Spurlock also played for the San Diego Chargers, Tampa Bay Buccaneers, San Francisco 49ers, Jacksonville Jaguars, Dallas Cowboys, Detroit Lions, Chicago Bears, and Florida Tuskers.

==Early life==
At Gentry High School in Indianola, Mississippi, he passed for Class 5A state records of 3,348 yards and 35 touchdowns in 2000, also rushed for another 1,161 yards and scored 10 touchdowns, giving him 4,509 total yards and 45 touchdowns during senior campaign. He also currently holds the Mississippi High School State record for passing yards in a single game (581) and touchdowns in a single game (9). He earned three letters in football, four in baseball and three in basketball, playing as a shortstop-pitcher in baseball, was three-time selection as team's Most Valuable Player and Best Defensive Player.
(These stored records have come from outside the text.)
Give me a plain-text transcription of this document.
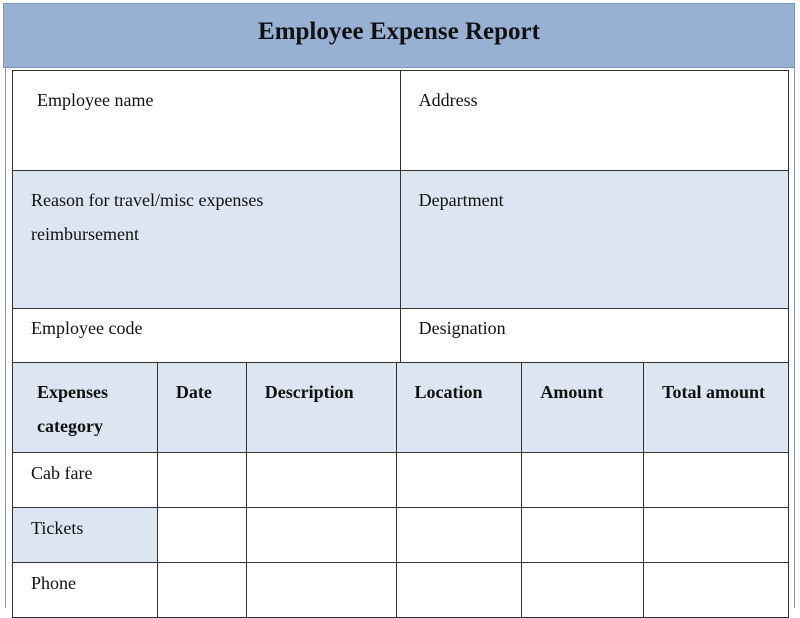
Employee Expense Report
Employee name	Address

Reason for travel/misc expenses reimbursement	Department

Employee code	Designation
Expenses category	Date	Description	Location	Amount	Total amount

Cab fare					

Tickets					

Phone					
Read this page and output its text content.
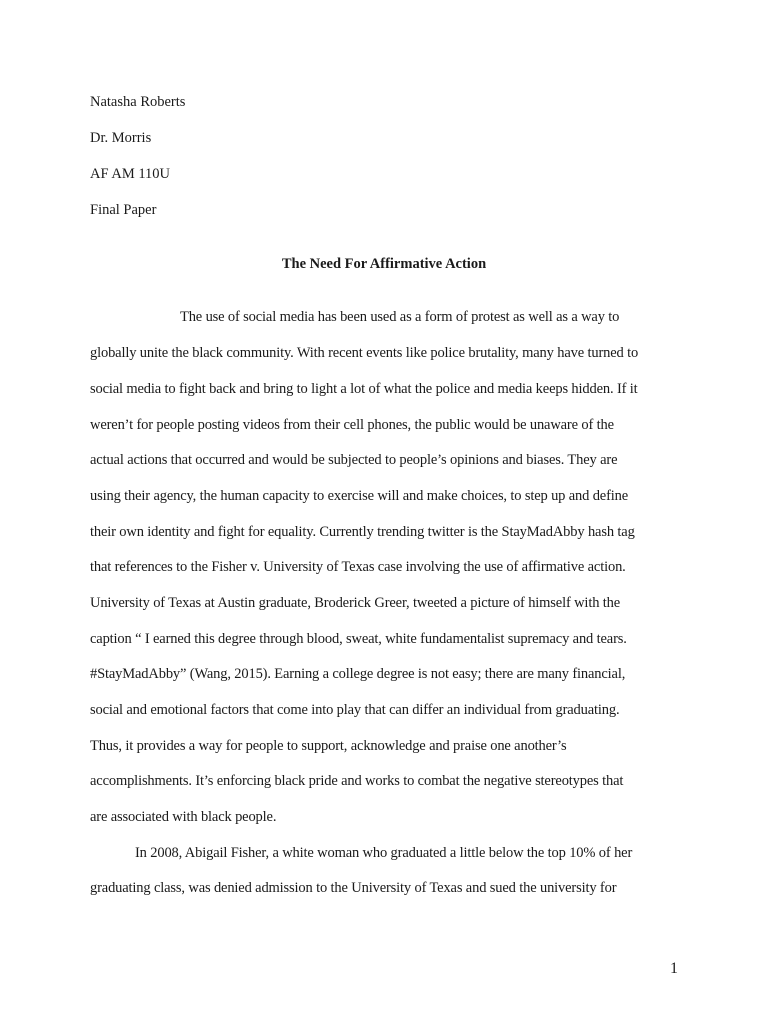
Natasha Roberts
Dr. Morris
AF AM 110U
Final Paper
The Need For Affirmative Action
The use of social media has been used as a form of protest as well as a way to
globally unite the black community. With recent events like police brutality, many have turned to
social media to fight back and bring to light a lot of what the police and media keeps hidden. If it
weren’t for people posting videos from their cell phones, the public would be unaware of the
actual actions that occurred and would be subjected to people’s opinions and biases. They are
using their agency, the human capacity to exercise will and make choices, to step up and define
their own identity and fight for equality. Currently trending twitter is the StayMadAbby hash tag
that references to the Fisher v. University of Texas case involving the use of affirmative action.
University of Texas at Austin graduate, Broderick Greer, tweeted a picture of himself with the
caption “ I earned this degree through blood, sweat, white fundamentalist supremacy and tears.
#StayMadAbby” (Wang, 2015). Earning a college degree is not easy; there are many financial,
social and emotional factors that come into play that can differ an individual from graduating.
Thus, it provides a way for people to support, acknowledge and praise one another’s
accomplishments. It’s enforcing black pride and works to combat the negative stereotypes that
are associated with black people.
In 2008, Abigail Fisher, a white woman who graduated a little below the top 10% of her
graduating class, was denied admission to the University of Texas and sued the university for
1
He was also the starting guard in basketball.

==College career==
While at Ole Miss, he played in all 11 games, starting eight, seven at quarterback, and the season finale at running back, as a senior in 2005. As quarterback, he passed for 1,709 yards on 142-of-267 completions with seven touchdowns and nine interceptions and rushed for two touchdowns. He appeared in seven-of-11 games in 2004 as a junior, connected on 30-of-70 passes for 341 yards, and rushed 27 times for 59 yards. He only played in two of 13 games as a sophomore in 2003 as he was behind Eli Manning on the depth chart and he completed seven-of-eight passes for 118 yards and two touchdowns. His only action of 2002 as a redshirt freshman came against the Arkansas State Indians. He redshirted in 2001.

==Professional career==

===Arizona Cardinals===
Spurlock signed with the Cardinals as an undrafted free agent rookie in 2006. Spurlock spent most of the year on the practice squad but was promoted to the roster on December 29, 2006, and in his first NFL game against the San Diego Chargers tied for the team lead with four receptions.
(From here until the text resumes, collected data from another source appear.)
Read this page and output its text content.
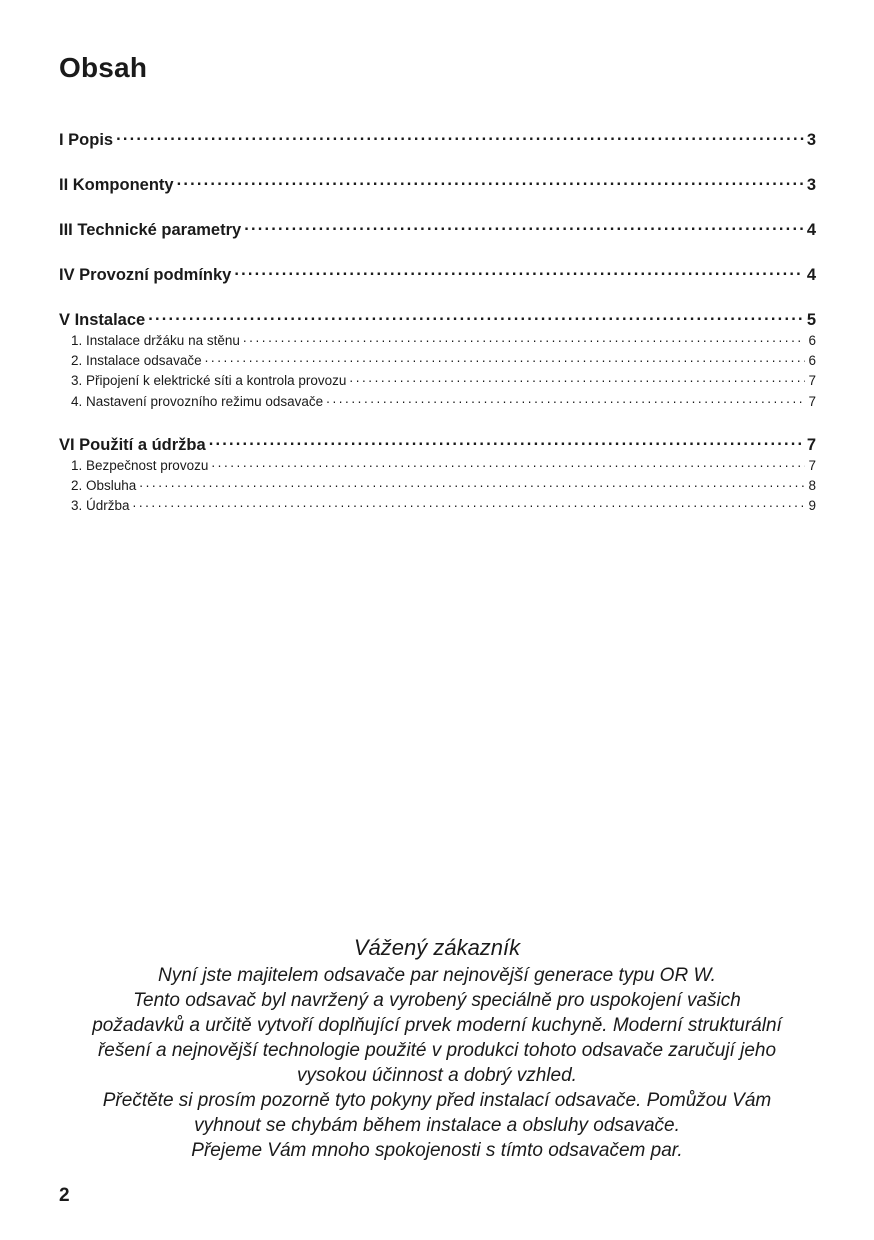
Obsah
I Popis . . .	3
II Komponenty . . .	3
III Technické parametry . . .	4
IV Provozní podmínky . . .	4
V Instalace . . .	5
1. Instalace držáku na stěnu . . .	6
2. Instalace odsavače . . .	6
3. Připojení k elektrické síti a kontrola provozu . . .	7
4. Nastavení provozního režimu odsavače . . .	7
VI Použití a údržba . . .	7
1. Bezpečnost provozu . . .	7
2. Obsluha . . .	8
3. Údržba . . .	9
Vážený zákazník
Nyní jste majitelem odsavače par nejnovější generace typu OR W.
Tento odsavač byl navržený a vyrobený speciálně pro uspokojení vašich
požadavků a určitě vytvoří doplňující prvek moderní kuchyně. Moderní strukturální
řešení a nejnovější technologie použité v produkci tohoto odsavače zaručují jeho
vysokou účinnost a dobrý vzhled.
Přečtěte si prosím pozorně tyto pokyny před instalací odsavače. Pomůžou Vám
vyhnout se chybám během instalace a obsluhy odsavače.
Přejeme Vám mnoho spokojenosti s tímto odsavačem par.
2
===First stint with Buccaneers===
On December 16, 2007, Spurlock became the first player in Tampa Bay Buccaneers franchise history to return a kickoff for a touchdown in a regular season game, taking a kick back 90 yards for a score in a game against the Atlanta Falcons. At the time, Tampa Bay had not returned a kickoff for a touchdown in their entire 32-year history when this was accomplished; it was the 1,865th kickoff the Buccaneers had ever received. He was cut by the team on August 31, 2008, but was quickly re-signed to their practice squad.

===San Francisco 49ers===
On January 21, 2009, Spurlock was signed to a future contract by the San Francisco 49ers.

After the 2009 preseason, Spurlock was officially signed to the team, due to first round draft pick Michael Crabtree holding out. He was waived by the team on November 3.
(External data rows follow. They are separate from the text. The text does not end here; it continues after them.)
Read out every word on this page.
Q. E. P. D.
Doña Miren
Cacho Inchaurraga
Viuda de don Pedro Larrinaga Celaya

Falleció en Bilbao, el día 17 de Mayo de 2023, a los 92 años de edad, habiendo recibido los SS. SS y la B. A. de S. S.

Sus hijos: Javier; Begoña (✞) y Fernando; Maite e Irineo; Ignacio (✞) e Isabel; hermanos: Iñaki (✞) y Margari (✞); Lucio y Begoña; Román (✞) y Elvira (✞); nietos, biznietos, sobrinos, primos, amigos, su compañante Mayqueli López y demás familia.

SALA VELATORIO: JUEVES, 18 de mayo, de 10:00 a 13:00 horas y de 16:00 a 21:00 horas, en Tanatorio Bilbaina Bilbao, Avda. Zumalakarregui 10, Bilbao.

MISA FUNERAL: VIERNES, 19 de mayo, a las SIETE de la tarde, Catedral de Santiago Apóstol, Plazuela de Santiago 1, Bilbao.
===Second stint with Buccaneers===
Spurlock re-signed with the Buccaneers on December 22, 2009. In his first game back with the Bucs, he returned a punt for a touchdown, leading to a 20–17 victory for Tampa Bay over the 13–1 New Orleans Saints.

On November 7, 2010, against the Atlanta Falcons, Spurlock returned a squib kick for a touchdown. It was the second kickoff return for a touchdown in his career.

===San Diego Chargers===
The San Diego Chargers signed Spurlock on April 4, 2012. Spurlock returned a 99-yard kick off return for a touchdown against the Oakland Raiders.
The San Diego Chargers released Spurlock on October 3, 2012.

===Jacksonville Jaguars===
The Jacksonville Jaguars signed Spurlock on October 5, 2012.

===Second stint with Chargers===
Spurlock was claimed off waivers on November 28, 2012, after the Jaguars released him to make room for Jason Babin.

===Detroit Lions===
Spurlock signed with the Detroit Lions on June 4, 2013.

===Dallas Cowboys===
Spurlock signed with the Dallas Cowboys on December 18, 2013. While playing against the Washington Redskins in his first game with the Cowboys, Spurlock returned a punt for 62 yards to set up the team's first touchdown.

In order to make room for quarterback Jon Kitna, the Cowboys released Spurlock on December 25, 2013. He was re-signed by the Lions later that day.

===Chicago Bears===
Spurlock signed with the Chicago Bears on June 3, 2014. He was waived by the Bears on September 9.